CR – Lower lobe interstitial pulmonary opacification. Note the hepatosplenomegaly.

Reveal Discussion

Niemann-Pick disease represents a diverse congenital lipidoses characterized by abnormal processing and deposition of lipids in the reticuloendothelial system (liver, spleen, lungs and bone marrow)and the brain to a lesser extent. The incidence of Niemann-Pick disease is estimated at approximately 1:100,000 and can affect all ethnicities but is more common in those of Middle Eastern or North African descent.

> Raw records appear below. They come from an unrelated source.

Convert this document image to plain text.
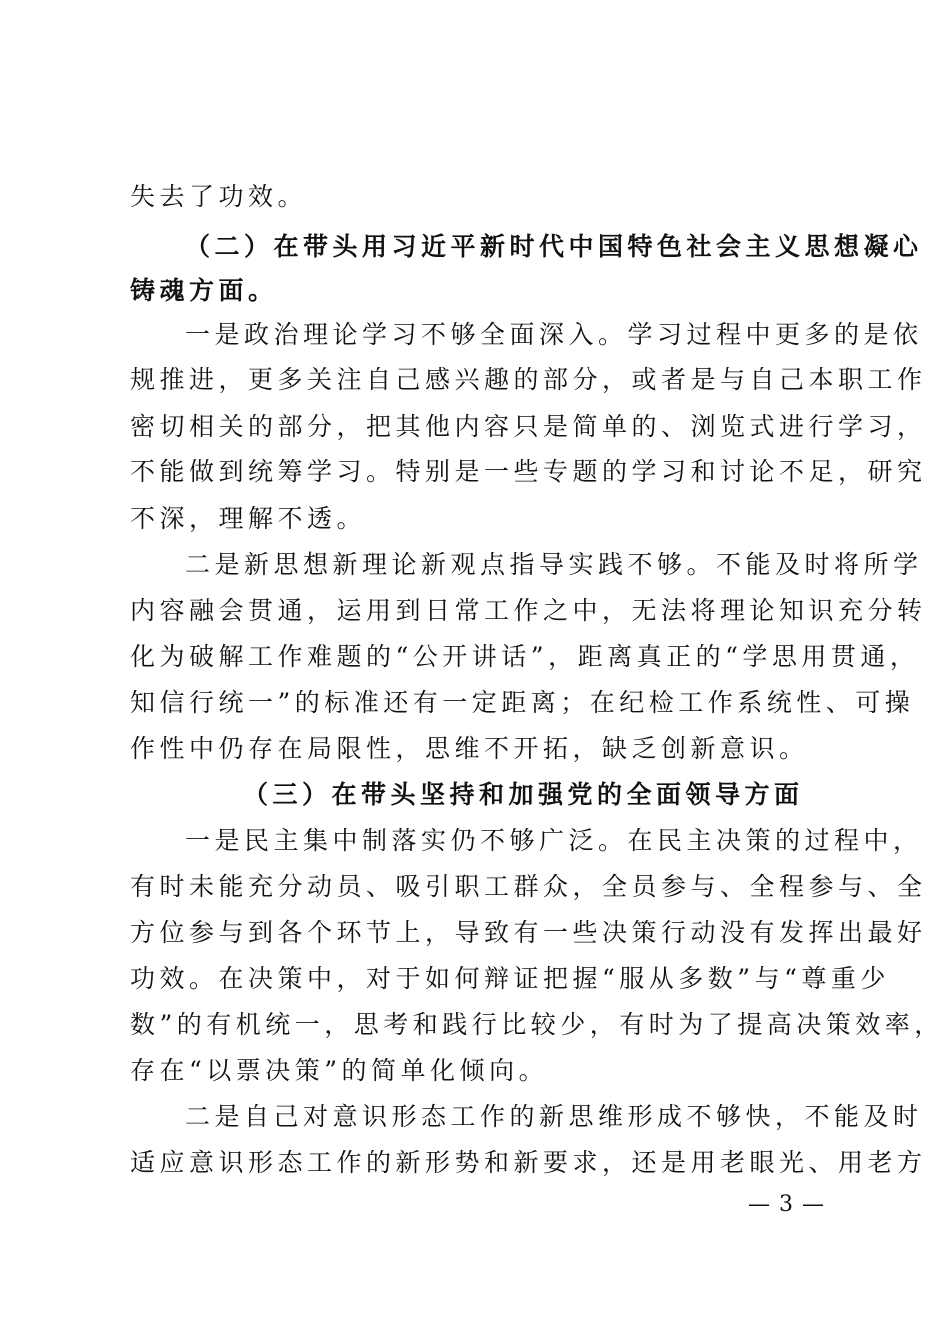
失去了功效。
（二）在带头用习近平新时代中国特色社会主义思想凝心
铸魂方面。
一是政治理论学习不够全面深入。学习过程中更多的是依
规推进，更多关注自己感兴趣的部分，或者是与自己本职工作
密切相关的部分，把其他内容只是简单的、浏览式进行学习，
不能做到统筹学习。特别是一些专题的学习和讨论不足，研究
不深，理解不透。
二是新思想新理论新观点指导实践不够。不能及时将所学
内容融会贯通，运用到日常工作之中，无法将理论知识充分转
化为破解工作难题的“公开讲话”，距离真正的“学思用贯通，
知信行统一”的标准还有一定距离；在纪检工作系统性、可操
作性中仍存在局限性，思维不开拓，缺乏创新意识。
（三）在带头坚持和加强党的全面领导方面
一是民主集中制落实仍不够广泛。在民主决策的过程中，
有时未能充分动员、吸引职工群众，全员参与、全程参与、全
方位参与到各个环节上，导致有一些决策行动没有发挥出最好
功效。在决策中，对于如何辩证把握“服从多数”与“尊重少
数”的有机统一，思考和践行比较少，有时为了提高决策效率，
存在“以票决策”的简单化倾向。
二是自己对意识形态工作的新思维形成不够快，不能及时
适应意识形态工作的新形势和新要求，还是用老眼光、用老方
— 3 —
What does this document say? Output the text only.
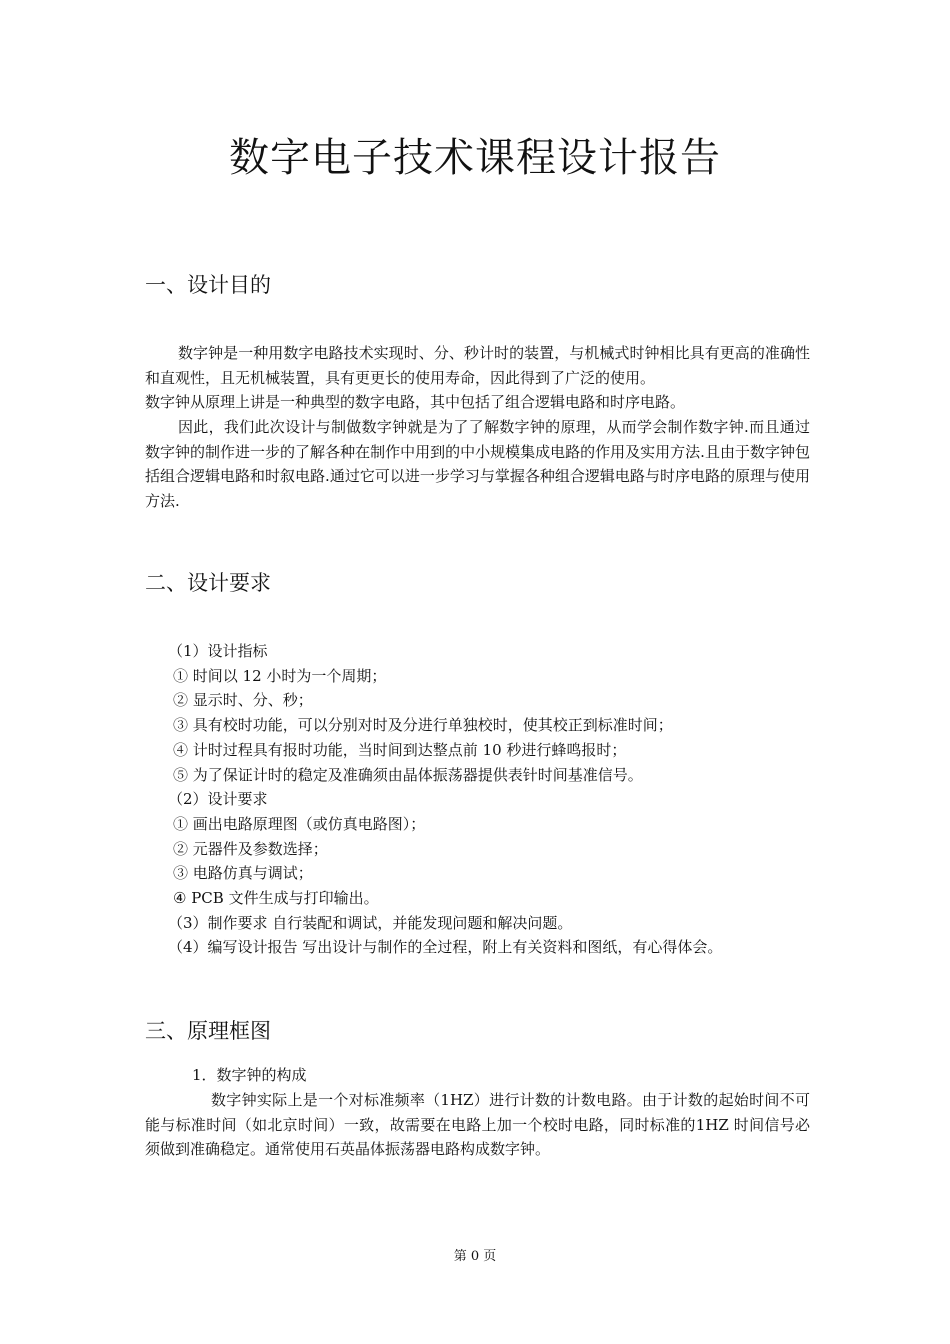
数字电子技术课程设计报告
一、设计目的

数字钟是一种用数字电路技术实现时、分、秒计时的装置，与机械式时钟相比具有更高的准确性和直观性，且无机械装置，具有更更长的使用寿命，因此得到了广泛的使用。

数字钟从原理上讲是一种典型的数字电路，其中包括了组合逻辑电路和时序电路。

因此，我们此次设计与制做数字钟就是为了了解数字钟的原理，从而学会制作数字钟.而且通过数字钟的制作进一步的了解各种在制作中用到的中小规模集成电路的作用及实用方法.且由于数字钟包括组合逻辑电路和时叙电路.通过它可以进一步学习与掌握各种组合逻辑电路与时序电路的原理与使用方法.

二、设计要求
（1）设计指标
① 时间以 12 小时为一个周期；
② 显示时、分、秒；
③ 具有校时功能，可以分别对时及分进行单独校时，使其校正到标准时间；
④ 计时过程具有报时功能，当时间到达整点前 10 秒进行蜂鸣报时；
⑤ 为了保证计时的稳定及准确须由晶体振荡器提供表针时间基准信号。
（2）设计要求
① 画出电路原理图（或仿真电路图）；
② 元器件及参数选择；
③ 电路仿真与调试；
④ PCB 文件生成与打印输出。
（3）制作要求 自行装配和调试，并能发现问题和解决问题。
（4）编写设计报告 写出设计与制作的全过程，附上有关资料和图纸，有心得体会。
三、原理框图
1．数字钟的构成

数字钟实际上是一个对标准频率（1HZ）进行计数的计数电路。由于计数的起始时间不可能与标准时间（如北京时间）一致，故需要在电路上加一个校时电路，同时标准的1HZ 时间信号必须做到准确稳定。通常使用石英晶体振荡器电路构成数字钟。

第 0 页
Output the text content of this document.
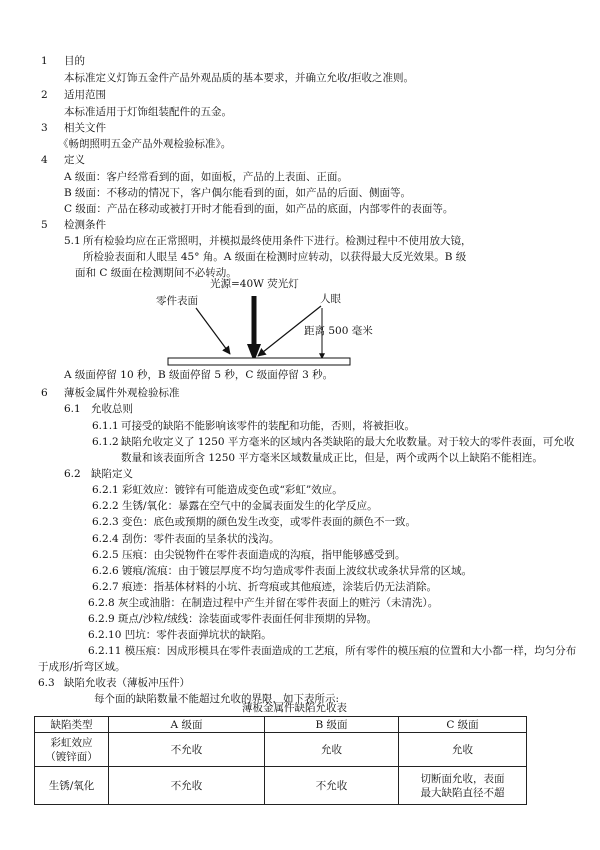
1 目的
本标准定义灯饰五金件产品外观品质的基本要求，并确立允收/拒收之准则。
2 适用范围
本标准适用于灯饰组装配件的五金。
3 相关文件
《畅朗照明五金产品外观检验标准》。
4 定义
A 级面：客户经常看到的面，如面板，产品的上表面、正面。
B 级面：不移动的情况下，客户偶尔能看到的面，如产品的后面、侧面等。
C 级面：产品在移动或被打开时才能看到的面，如产品的底面，内部零件的表面等。
5 检测条件
5.1 所有检验均应在正常照明，并模拟最终使用条件下进行。检测过程中不使用放大镜，
所检验表面和人眼呈 45° 角。A 级面在检测时应转动，以获得最大反光效果。B 级
面和 C 级面在检测期间不必转动。
光源=40W 荧光灯
零件表面	人眼
距离 500 毫米
A 级面停留 10 秒，B 级面停留 5 秒，C 级面停留 3 秒。
6 薄板金属件外观检验标准
6.1 允收总则
6.1.1 可接受的缺陷不能影响该零件的装配和功能，否则，将被拒收。
6.1.2 缺陷允收定义了 1250 平方毫米的区域内各类缺陷的最大允收数量。对于较大的零件表面，可允收
数量和该表面所含 1250 平方毫米区域数量成正比，但是，两个或两个以上缺陷不能相连。
6.2 缺陷定义
6.2.1 彩虹效应：镀锌有可能造成变色或“彩虹”效应。
6.2.2 生锈/氧化：暴露在空气中的金属表面发生的化学反应。
6.2.3 变色：底色或预期的颜色发生改变，或零件表面的颜色不一致。
6.2.4 刮伤：零件表面的呈条状的浅沟。
6.2.5 压痕：由尖锐物件在零件表面造成的沟痕，指甲能够感受到。
6.2.6 镀痕/流痕：由于镀层厚度不均匀造成零件表面上波纹状或条状异常的区域。
6.2.7 痕迹：指基体材料的小坑、折弯痕或其他痕迹，涂装后仍无法消除。
6.2.8 灰尘或油脂：在制造过程中产生并留在零件表面上的赃污（未清洗）。
6.2.9 斑点/沙粒/绒线：涂装面或零件表面任何非预期的异物。
6.2.10 凹坑：零件表面弹坑状的缺陷。
6.2.11 模压痕：因成形模具在零件表面造成的工艺痕，所有零件的模压痕的位置和大小都一样，均匀分布
于成形/折弯区域。
6.3 缺陷允收表（薄板冲压件）
每个面的缺陷数量不能超过允收的界限，如下表所示:
薄板金属件缺陷允收表
缺陷类型	A 级面	B 级面	C 级面

彩虹效应
（镀锌面）	不允收	允收	允收
生锈/氧化	不允收	不允收	切断面允收，表面
最大缺陷直径不超
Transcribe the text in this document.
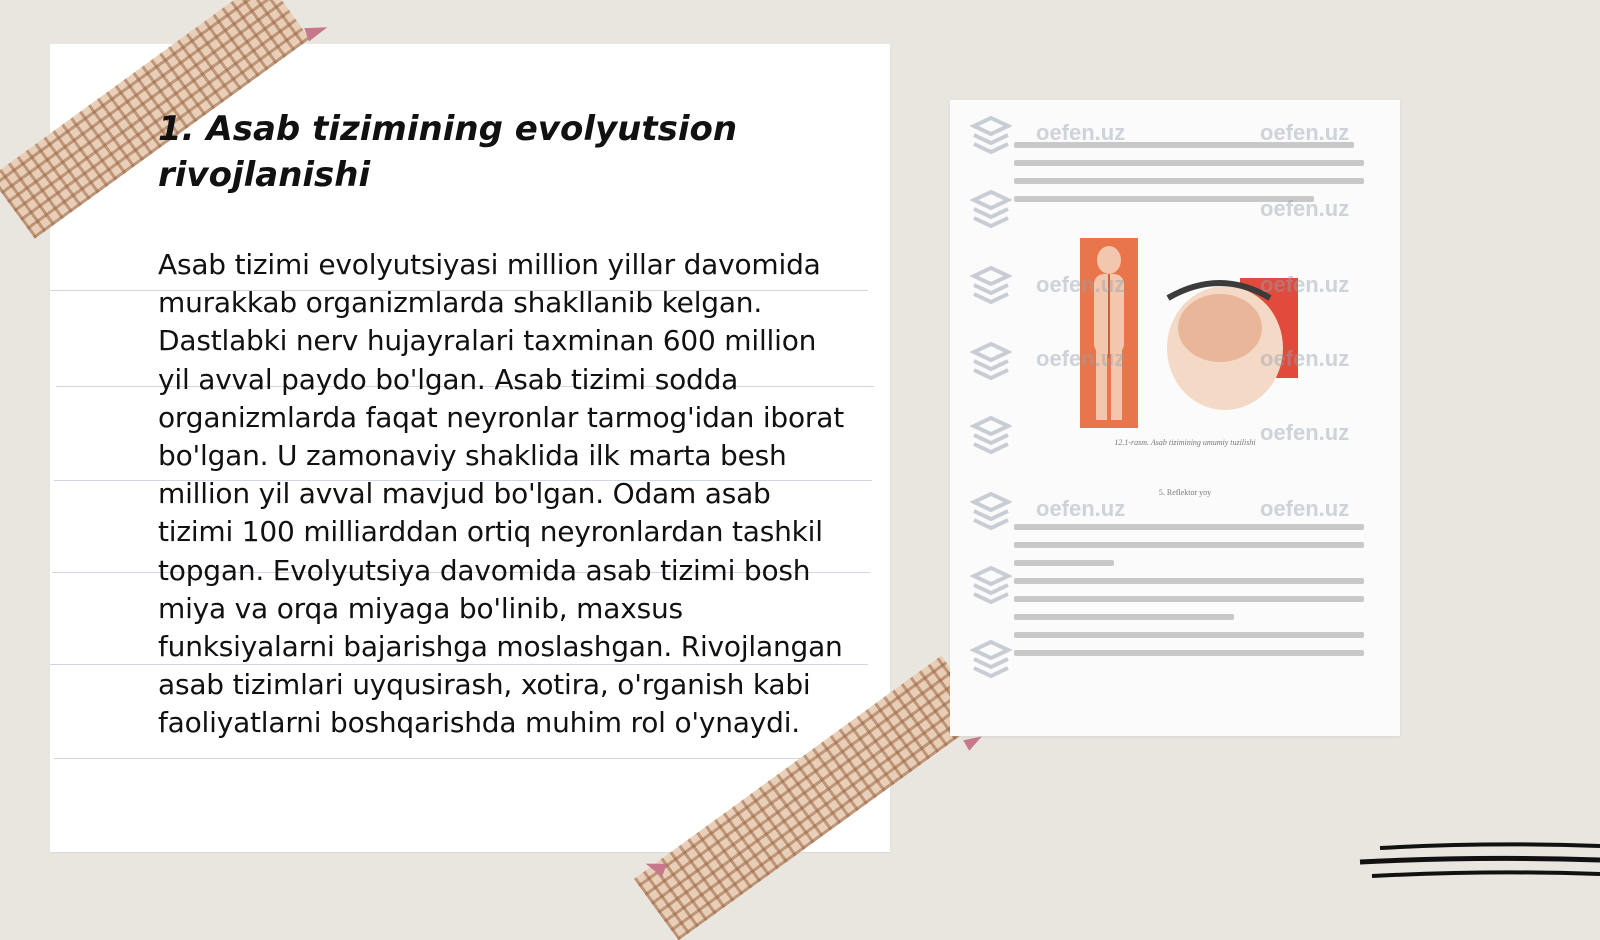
1. Asab tizimining evolyutsion rivojlanishi

Asab tizimi evolyutsiyasi million yillar davomida murakkab organizmlarda shakllanib kelgan. Dastlabki nerv hujayralari taxminan 600 million yil avval paydo bo'lgan. Asab tizimi sodda organizmlarda faqat neyronlar tarmog'idan iborat bo'lgan. U zamonaviy shaklida ilk marta besh million yil avval mavjud bo'lgan. Odam asab tizimi 100 milliarddan ortiq neyronlardan tashkil topgan. Evolyutsiya davomida asab tizimi bosh miya va orqa miyaga bo'linib, maxsus funksiyalarni bajarishga moslashgan. Rivojlangan asab tizimlari uyqusirash, xotira, o'rganish kabi faoliyatlarni boshqarishda muhim rol o'ynaydi.

12.1-rasm. Asab tizimining umumiy tuzilishi
5. Reflektor yoy
oefen.uz	oefen.uz
oefen.uz
oefen.uz	oefen.uz
oefen.uz	oefen.uz
oefen.uz
oefen.uz	oefen.uz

Niemann-Pick A and B are related to deficiency of acid sphingomyelinase secondary to mutations on chromosome 11. Type A manifests during infancy and is characterized by progressive neurodegeneration, hepatosplenomegaly and lymphadenopathy. Type B has little or no neurodegeneration but does show hepatosplenomegaly, bone marrow failure, and reticulonodular infiltration of the lungs. Type C represents a genetically distinct defect in the NPC1 and NPC2 genes which leads to impaired lipid transport.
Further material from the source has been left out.